CoronaCrypt0r Ransomware

The CoronaCrypt0r Ransomware is a file-locking Trojan that's not a part of a defined family or Ransomware-as-a-Service. The CoronaCrypt0r Ransomware stops files from opening by encrypting them, adds extensions to their names, and displays a potentially screen-blocking ransom note that asks for Bitcoins. Users with backups can disregard the extortion attempt and remove the CoronaCrypt0r Ransomware through any competent anti-malware service, before recovering their media from the backup.

An Echo of an Old Trojan in New Ones

Little of its code remains useful to the modern threat landscape, but the WannaCryptor Ransomware (also referenced as 'WannaCry') is a still-relevant mascot for file-locking Trojans in general. This influence is most substantial in independently-programmed threats, like the CoronaCrypt0r Ransomware. Besides looking not dissimilar to that notorious Trojan, the CoronaCrypt0r Ransomware also takes advantage of some of WannaCryptor Ransomware's infrastructure – for the ever-essential profits of its campaign: Bitcoin ransoms.

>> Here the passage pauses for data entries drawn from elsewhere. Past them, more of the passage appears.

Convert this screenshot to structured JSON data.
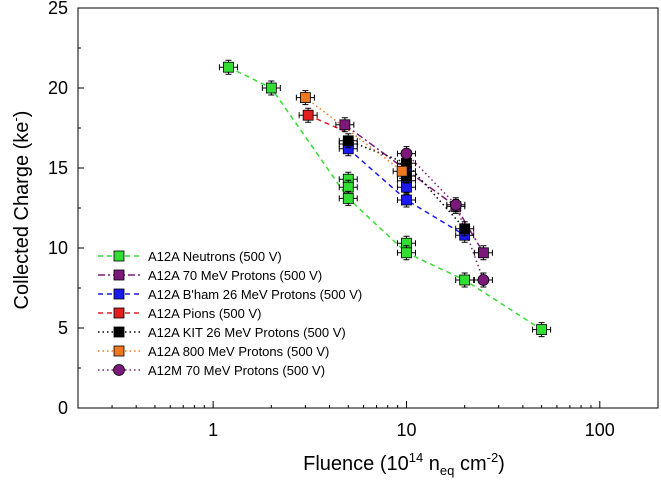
{
  "chart_data": {
    "type": "scatter",
    "xscale": "log",
    "xlim": [
      0.2,
      200
    ],
    "ylim": [
      0,
      25
    ],
    "x_ticks": [
      1,
      10,
      100
    ],
    "x_tick_labels": [
      "1",
      "10",
      "100"
    ],
    "y_ticks": [
      0,
      5,
      10,
      15,
      20,
      25
    ],
    "y_tick_labels": [
      "0",
      "5",
      "10",
      "15",
      "20",
      "25"
    ],
    "xlabel": {
      "main": "Fluence (10",
      "exp": "14",
      "mid": " n",
      "sub": "eq",
      "tail": " cm",
      "exp2": "-2",
      "close": ")"
    },
    "ylabel": {
      "main": "Collected Charge (ke",
      "sup": "-",
      "close": ")"
    },
    "grid": false,
    "legend_position": "bottom-left",
    "series": [
      {
        "name": "A12A Neutrons (500 V)",
        "color": "#33dd33",
        "marker": "square",
        "line": "dash",
        "points": [
          [
            1.2,
            21.3
          ],
          [
            2.0,
            20.0
          ],
          [
            5.0,
            14.3
          ],
          [
            5.0,
            13.8
          ],
          [
            5.0,
            13.1
          ],
          [
            10.0,
            10.3
          ],
          [
            10.0,
            9.7
          ],
          [
            20.0,
            8.0
          ],
          [
            50.0,
            4.9
          ]
        ],
        "path": [
          [
            1.2,
            21.3
          ],
          [
            2.0,
            20.0
          ],
          [
            5.0,
            13.1
          ],
          [
            10.0,
            9.7
          ],
          [
            20.0,
            8.0
          ],
          [
            50.0,
            4.9
          ]
        ]
      },
      {
        "name": "A12A 70 MeV Protons (500 V)",
        "color": "#7b1a7b",
        "marker": "square",
        "line": "dashdot",
        "points": [
          [
            4.8,
            17.7
          ],
          [
            18.0,
            12.6
          ],
          [
            25.0,
            9.7
          ]
        ],
        "path": [
          [
            4.8,
            17.7
          ],
          [
            18.0,
            12.6
          ],
          [
            25.0,
            9.7
          ]
        ]
      },
      {
        "name": "A12A B'ham 26 MeV Protons (500 V)",
        "color": "#1a1aee",
        "marker": "square",
        "line": "dash",
        "points": [
          [
            5.0,
            16.5
          ],
          [
            5.0,
            16.2
          ],
          [
            10.0,
            14.8
          ],
          [
            10.0,
            14.2
          ],
          [
            10.0,
            13.8
          ],
          [
            10.0,
            13.0
          ],
          [
            20.0,
            10.8
          ]
        ],
        "path": [
          [
            5.0,
            16.2
          ],
          [
            10.0,
            13.0
          ],
          [
            20.0,
            10.8
          ]
        ]
      },
      {
        "name": "A12A Pions (500 V)",
        "color": "#e02020",
        "marker": "square",
        "line": "dash",
        "points": [
          [
            3.1,
            18.3
          ]
        ],
        "path": [
          [
            3.1,
            18.3
          ],
          [
            4.8,
            17.3
          ]
        ]
      },
      {
        "name": "A12A KIT 26 MeV Protons (500 V)",
        "color": "#000000",
        "marker": "square",
        "line": "dot",
        "points": [
          [
            5.0,
            16.7
          ],
          [
            10.0,
            15.3
          ],
          [
            10.0,
            14.5
          ],
          [
            20.0,
            11.2
          ]
        ],
        "path": [
          [
            5.0,
            16.7
          ],
          [
            10.0,
            15.3
          ],
          [
            20.0,
            11.2
          ]
        ]
      },
      {
        "name": "A12A 800 MeV Protons (500 V)",
        "color": "#ee7722",
        "marker": "square",
        "line": "dot",
        "points": [
          [
            3.0,
            19.4
          ],
          [
            9.5,
            14.8
          ]
        ],
        "path": [
          [
            3.0,
            19.4
          ],
          [
            9.5,
            14.8
          ]
        ]
      },
      {
        "name": "A12M 70 MeV Protons (500 V)",
        "color": "#7b1a7b",
        "marker": "circle",
        "line": "dot",
        "points": [
          [
            10.0,
            15.9
          ],
          [
            18.0,
            12.7
          ],
          [
            25.0,
            8.0
          ]
        ],
        "path": [
          [
            10.0,
            15.9
          ],
          [
            18.0,
            12.7
          ],
          [
            25.0,
            8.0
          ]
        ]
      }
    ]
  }
}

The primary attributes of the CoronaCrypt0r Ransomware correlate to those of many similar threats throughout the years. The Trojan requires Windows .NET Framework for running and uses the Registry for persisting on the system as a silent, invisible attacker. The Trojan proceeds with encrypting media files (malware experts confirm JPG pictures, but documents and other formats are likely to have support) and, after locking them, injects 'Lock' extensions into their names. This traditional attack method places the user's data in a hostage scenario for ransoming.

The CoronaCrypt0r Ransomware, then, generates a pop-up with its ransom demands in an HTA format that also may block the Windows UI. It provides a countdown-based deadline for payments and uses a free e-mail negotiation channel while asking for twenty USD in Bitcoins. Although malware researchers see no distinct, code relationship between the CoronaCrypt0r Ransomware and the WannaCryptor Ransomware, its cosmetic similarities include sharing a hardcoded wallet address with the older Trojan. Unfortunately, some transactions throughout the years also correspond to possible ransom payments.

A Vaccine for Disease-Themed Software Problems

No matter how complex the software is, paying threat actors doesn't trigger a decryption feature in a file-locking Trojan automatically. Malware experts also note few elements in the CoronaCrypt0r Ransomware and limited sophistication, making it increasingly likely that the threat actor has little experience or interest in maintaining a 'reputable business.' The recycling of Bitcoin wallet infrastructure is a recurring phenomenon that victims shouldn't take as indications of reliable or safe service, concerning decryption.

The strength of the CoronaCrypt0r Ransomware's encryption algorithms calls for more analysis, but most users shouldn't assume that decryption or free file-unlocking ever can take place. An efficient defense against Trojans of the CoronaCrypt0r Ransomware's category always requires a backup on other devices that aren't available to the threat for deletion or encryption. Most users also can cut their chances of infection exposure drastically by disabling sometimes-threatening features like JavaScript or Flash as they browse the Web, monitor file-downloading behavior and use strong passwords.

Anti-malware products from established companies will detect and stop or uninstall the CoronaCrypt0r Ransomware, preferably, before any data encryption. Although no information about its distribution is available, the usage of a Coronavirus-themed name might indicate a similar scheme, such as a fake disease-tracking app or news update.

Why a threat actor with access to the old WannaCryptor Ransomware resources switches to such a simplistic, new Trojan is a question with several potential answers. Whatever its story is, it doesn't justify rewarding the Trojan with Bitcoins – even if it's only the cost of eating out at a restaurant.